The Unanimous Army was caused by a virus of sorts. It got into people’s minds and encouraged them to slot a certain type of chip that enhanced its own effects. It also encouraged them to help convert others. And that was all the free will it left them. The Army grew rapidly, exponentially. Like a locust swarm it moved across the planet: implacable, hungry, and mindless. It marched.

No, to tell you any more would count as a spoiler. Suffice it to say that the world has recovered from the Army’s depravations, and that the domination of the Guardians has been broken. But there is a mystery here. Where did the Army virus come from? Who wrote it? Who designed its campaign? Maya wants to know, and hopes that when she finds the answer it will be sufficiently interesting for the notoriously fickle public to tune in to her broadcasts rather than those on another channel. What she finds is something else entirely. All unwitting, Maya has contrived for herself an interview with the last survivor of a terrible genocide.

So much for the plot. And if that were all there was to it, the book would be a very fine one indeed. But you can’t just write about subjects like that as if you were producing some Jeffrey Archer thriller. There are philosophical questions to be answered, specifically about the nature of evil. These are questions that can sometimes only be answered in myth. And you can’t just broadcast stuff like that through your own mind without being affected by it. There is, after all, this little problem called feedback.

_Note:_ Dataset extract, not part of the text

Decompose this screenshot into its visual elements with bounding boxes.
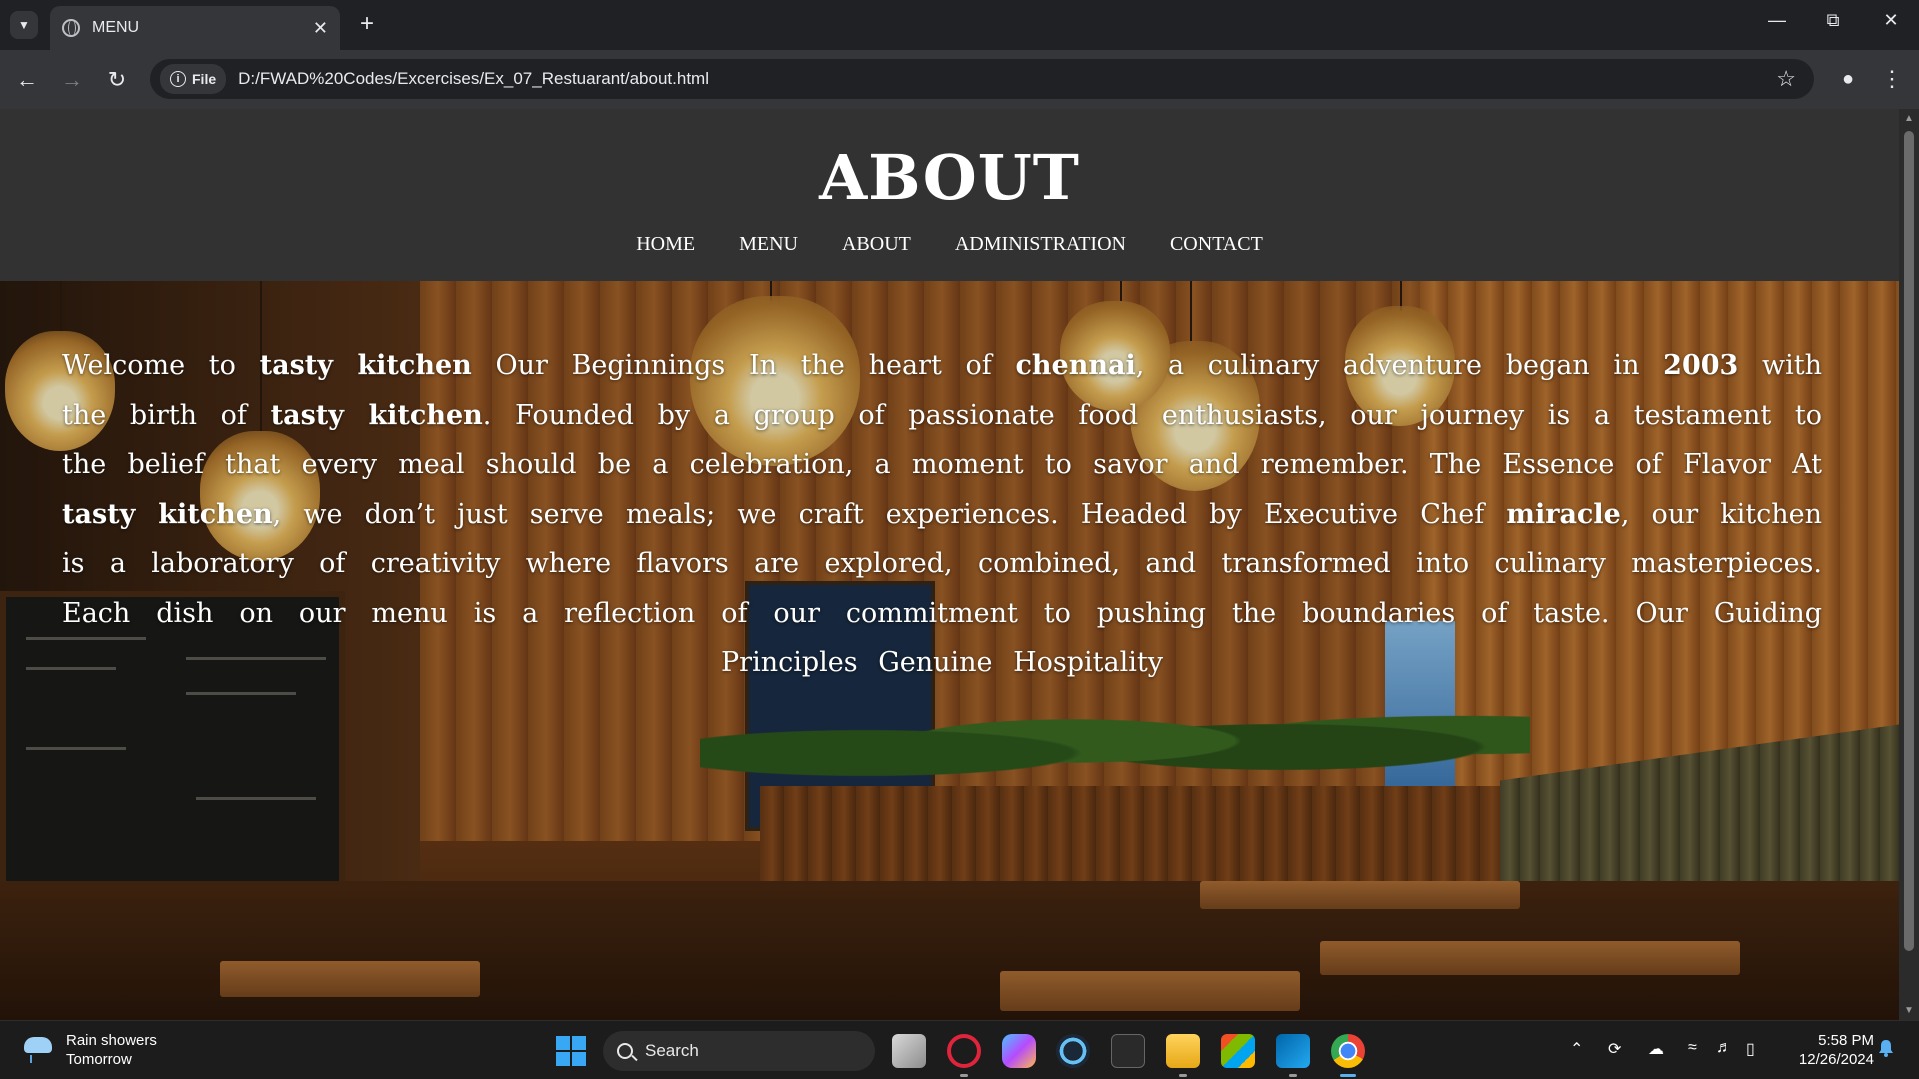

And there is more, so much more. For Maya herself has secrets. She wears a suppressor chip that shuts off part of her mind. It is a punishment for a terrible crime that she committed years ago. Those who watch the world of information, who guard against a re-occurrence of The Unanimous Army, or something like it, dare not let human thought get out of control. The Weavers, as they are known, are largely uploaded minds, working at frantic speed in cyberspace. They have to be so to do their job properly. The only trouble is that in making themselves into ideal thought police they may have ceased to be human themselves. Indeed, they may no longer even understand what it is like to be human.

Had I known about this book when it was published I would probably have been clamouring for it to be nominated for a Hugo and the Mythopoeic Award. As it was, Carter got Campbell nominations in 1997 and 1998 which is good to know. Since then, all Carter has produced is a short story which won a Tiptree. Genius, I guess, is not on tap. But there is a very good book out there, and you should all go read it.